For the most part, the myth of the creation of woman repeats the biblical myth of the creation of Eve from Adam's rib. Also, in many anthropological legends, clay is replaced by dough and a failed attempt to create a human from it. Thus, in a Russian legend, God created Eve from dough, but she was eaten by a dog because Archangel Michael, guarding the drying bodies of humans, looked at something else. Then Eve was created from a flower, but Adam protested and wanted a wife like him. Then God took a rib close to Adam's heart so that the new Eve would love her husband. He took out the rib and put it near a tree to dry. A dog ran by and started chewing on the bone. God took the bone and created Eve. In another version, the devil appears instead of the dog and runs away from God, but God catches up with him and grabs his tail, tearing it off. God mistook the tail for a rib, and the devil escaped with the rib. From the devil's tail God created Eve, so all women are cunning and devils are crafty. In another version, God created Eve from a dog's tail, so women talk so much because they wag their tongues like a dog's tail (Sout and East). In a Ukrainian legend, Adam was created from dough, but was eaten by a dog. Adam was then formed from clay.
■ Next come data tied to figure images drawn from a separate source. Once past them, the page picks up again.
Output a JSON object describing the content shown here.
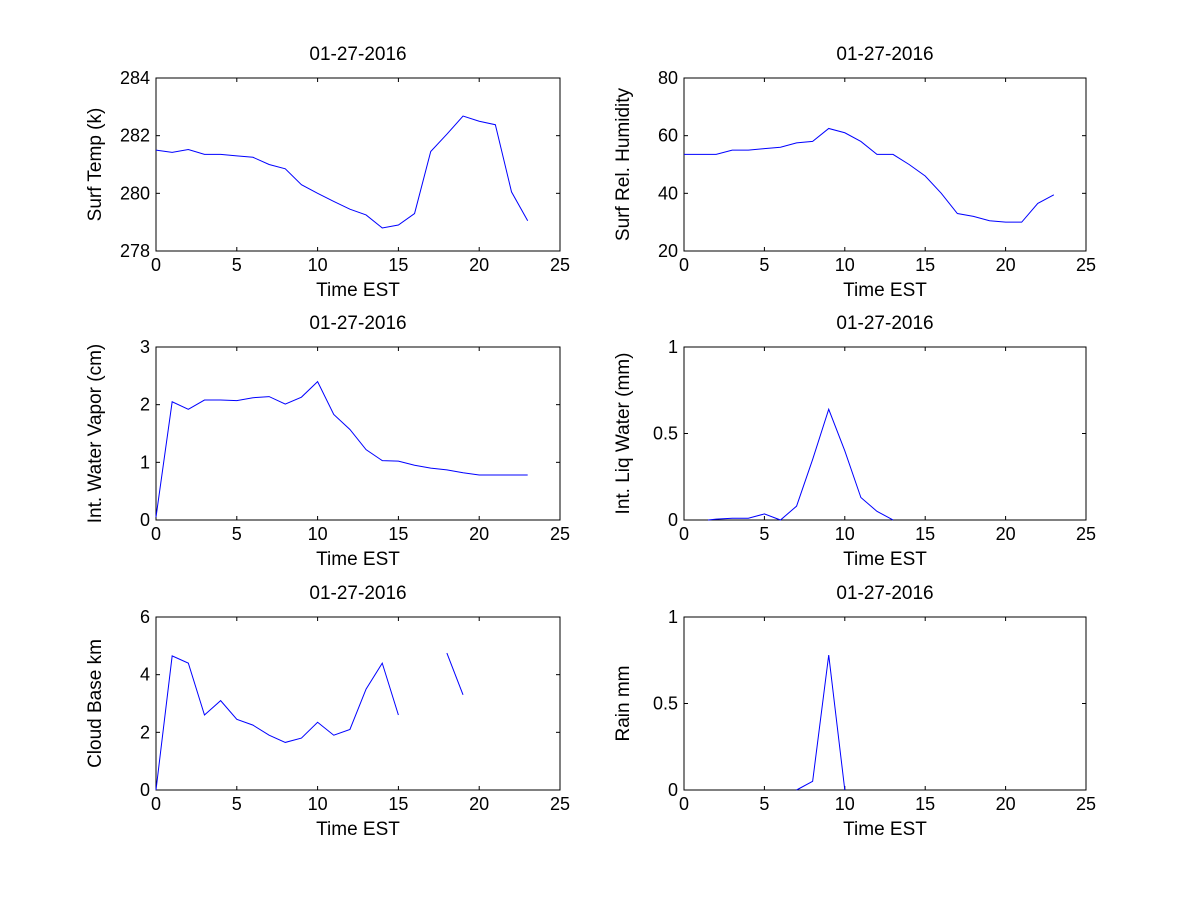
{
  "figure": {
    "background": "#ffffff",
    "line_color": "#0000ff"
  },
  "chart_data": [
    {
      "type": "line",
      "title": "01-27-2016",
      "xlabel": "Time EST",
      "ylabel": "Surf Temp (k)",
      "xlim": [
        0,
        25
      ],
      "ylim": [
        278,
        284
      ],
      "xticks": [
        "0",
        "5",
        "10",
        "15",
        "20",
        "25"
      ],
      "yticks": [
        "278",
        "280",
        "282",
        "284"
      ],
      "grid": false,
      "series": [
        {
          "segments": [
            [
              [
                0,
                281.5
              ],
              [
                1,
                281.42
              ],
              [
                2,
                281.52
              ],
              [
                3,
                281.35
              ],
              [
                4,
                281.35
              ],
              [
                5,
                281.3
              ],
              [
                6,
                281.25
              ],
              [
                7,
                281.0
              ],
              [
                8,
                280.85
              ],
              [
                9,
                280.3
              ],
              [
                10,
                280.0
              ],
              [
                11,
                279.72
              ],
              [
                12,
                279.45
              ],
              [
                13,
                279.25
              ],
              [
                14,
                278.8
              ],
              [
                15,
                278.9
              ],
              [
                16,
                279.3
              ],
              [
                17,
                281.45
              ],
              [
                18,
                282.05
              ],
              [
                19,
                282.68
              ],
              [
                20,
                282.5
              ],
              [
                21,
                282.38
              ],
              [
                22,
                280.05
              ],
              [
                23,
                279.05
              ]
            ]
          ]
        }
      ]
    },
    {
      "type": "line",
      "title": "01-27-2016",
      "xlabel": "Time EST",
      "ylabel": "Surf Rel. Humidity",
      "xlim": [
        0,
        25
      ],
      "ylim": [
        20,
        80
      ],
      "xticks": [
        "0",
        "5",
        "10",
        "15",
        "20",
        "25"
      ],
      "yticks": [
        "20",
        "40",
        "60",
        "80"
      ],
      "grid": false,
      "series": [
        {
          "segments": [
            [
              [
                0,
                53.5
              ],
              [
                1,
                53.5
              ],
              [
                2,
                53.5
              ],
              [
                3,
                55.0
              ],
              [
                4,
                55.0
              ],
              [
                5,
                55.5
              ],
              [
                6,
                56.0
              ],
              [
                7,
                57.5
              ],
              [
                8,
                58.0
              ],
              [
                9,
                62.5
              ],
              [
                10,
                61.0
              ],
              [
                11,
                58.0
              ],
              [
                12,
                53.5
              ],
              [
                13,
                53.5
              ],
              [
                14,
                50.0
              ],
              [
                15,
                46.0
              ],
              [
                16,
                40.0
              ],
              [
                17,
                33.0
              ],
              [
                18,
                32.0
              ],
              [
                19,
                30.5
              ],
              [
                20,
                30.0
              ],
              [
                21,
                30.0
              ],
              [
                22,
                36.5
              ],
              [
                23,
                39.5
              ]
            ]
          ]
        }
      ]
    },
    {
      "type": "line",
      "title": "01-27-2016",
      "xlabel": "Time EST",
      "ylabel": "Int. Water Vapor (cm)",
      "xlim": [
        0,
        25
      ],
      "ylim": [
        0,
        3
      ],
      "xticks": [
        "0",
        "5",
        "10",
        "15",
        "20",
        "25"
      ],
      "yticks": [
        "0",
        "1",
        "2",
        "3"
      ],
      "grid": false,
      "series": [
        {
          "segments": [
            [
              [
                0,
                0.05
              ],
              [
                1,
                2.05
              ],
              [
                2,
                1.92
              ],
              [
                3,
                2.08
              ],
              [
                4,
                2.08
              ],
              [
                5,
                2.07
              ],
              [
                6,
                2.12
              ],
              [
                7,
                2.14
              ],
              [
                8,
                2.01
              ],
              [
                9,
                2.13
              ],
              [
                10,
                2.4
              ],
              [
                11,
                1.83
              ],
              [
                12,
                1.57
              ],
              [
                13,
                1.22
              ],
              [
                14,
                1.03
              ],
              [
                15,
                1.02
              ],
              [
                16,
                0.95
              ],
              [
                17,
                0.9
              ],
              [
                18,
                0.87
              ],
              [
                19,
                0.82
              ],
              [
                20,
                0.78
              ],
              [
                21,
                0.78
              ],
              [
                22,
                0.78
              ],
              [
                23,
                0.78
              ]
            ]
          ]
        }
      ]
    },
    {
      "type": "line",
      "title": "01-27-2016",
      "xlabel": "Time EST",
      "ylabel": "Int. Liq Water (mm)",
      "xlim": [
        0,
        25
      ],
      "ylim": [
        0,
        1
      ],
      "xticks": [
        "0",
        "5",
        "10",
        "15",
        "20",
        "25"
      ],
      "yticks": [
        "0",
        "0.5",
        "1"
      ],
      "grid": false,
      "series": [
        {
          "segments": [
            [
              [
                1.5,
                0.0
              ],
              [
                2,
                0.005
              ],
              [
                3,
                0.01
              ],
              [
                4,
                0.01
              ],
              [
                5,
                0.035
              ],
              [
                6,
                0.0
              ],
              [
                7,
                0.08
              ],
              [
                8,
                0.35
              ],
              [
                9,
                0.64
              ],
              [
                10,
                0.4
              ],
              [
                11,
                0.13
              ],
              [
                12,
                0.05
              ],
              [
                13,
                0.0
              ]
            ]
          ]
        }
      ]
    },
    {
      "type": "line",
      "title": "01-27-2016",
      "xlabel": "Time EST",
      "ylabel": "Cloud Base km",
      "xlim": [
        0,
        25
      ],
      "ylim": [
        0,
        6
      ],
      "xticks": [
        "0",
        "5",
        "10",
        "15",
        "20",
        "25"
      ],
      "yticks": [
        "0",
        "2",
        "4",
        "6"
      ],
      "grid": false,
      "series": [
        {
          "segments": [
            [
              [
                0,
                0.0
              ],
              [
                1,
                4.65
              ],
              [
                2,
                4.4
              ],
              [
                3,
                2.6
              ],
              [
                4,
                3.1
              ],
              [
                5,
                2.45
              ],
              [
                6,
                2.25
              ],
              [
                7,
                1.9
              ],
              [
                8,
                1.65
              ],
              [
                9,
                1.8
              ],
              [
                10,
                2.35
              ],
              [
                11,
                1.9
              ],
              [
                12,
                2.1
              ],
              [
                13,
                3.5
              ],
              [
                14,
                4.4
              ],
              [
                15,
                2.6
              ]
            ],
            [
              [
                18,
                4.75
              ],
              [
                19,
                3.3
              ]
            ]
          ]
        }
      ]
    },
    {
      "type": "line",
      "title": "01-27-2016",
      "xlabel": "Time EST",
      "ylabel": "Rain mm",
      "xlim": [
        0,
        25
      ],
      "ylim": [
        0,
        1
      ],
      "xticks": [
        "0",
        "5",
        "10",
        "15",
        "20",
        "25"
      ],
      "yticks": [
        "0",
        "0.5",
        "1"
      ],
      "grid": false,
      "series": [
        {
          "segments": [
            [
              [
                7,
                0.0
              ],
              [
                8,
                0.05
              ],
              [
                9,
                0.78
              ],
              [
                10,
                0.0
              ]
            ]
          ]
        }
      ]
    }
  ]
}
There is also a folk belief that man and woman were originally united, but Satan tore off the woman so that only part of the genitals remained in both. Since then, people have been striving to reunite, from which children are born.
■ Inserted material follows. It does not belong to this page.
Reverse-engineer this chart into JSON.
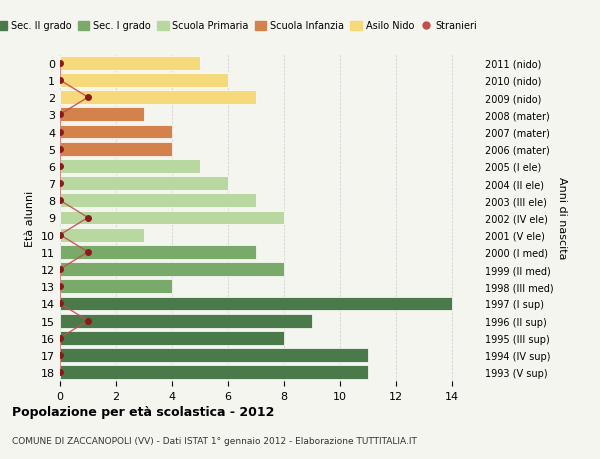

A West Ukrainian legend says that God cursed Eve to give birth in agony, and after death she carried the eggs of as many people as were born on the earth. God cut the eggs in half and threw them on the ground: boys were born from one half and girls from the other. Some halves of the first people fell into a swamp or ravine and died there. That's why some people are lonely.

In Slavic folk culture, laryngeal prominence is called Adam's apple, the forbidden fruit that Adam swallowed. It got stuck in his throat, forming a laryngeal prominence. Eve, after swallowing the fruit, felt attracted to Satan. From the union with Satan was born Cain, from the union with Adam was born Abel. As a result, all idolaters are descended from Cain. According to another version, from union with Satan is born an offspring with twelve or seven heads, only one of which is human, and the rest are animal. Satan promises Adam to eat the extra heads if he gives him all his earthly offspring.

One of the popular folklore motifs among the Slavs is that of the callused skin of the people that covered them before the fall. Thus, in a Russian legend, after the callused skin falls off, Adam asks to leave some of the eternal skin on his fingers as a reminder of his lost immortality. In one Bulgarian variant, Adam and Eve were covered with hair before the fall. A similar tale of callused skin is common among the Baltic peoples. Historian Sergey Alekseev believes that this folk motif is of Proto-Slavic origin and was originally understood to mean that skin protected people, but did not allow reproduction, and because of the desire to leave offspring, people lost their defenses. This myth may have been borrowed by the Balto-Slavs from the east, from peoples of the Uralic family, which is widespread there and devoid of any biblical references.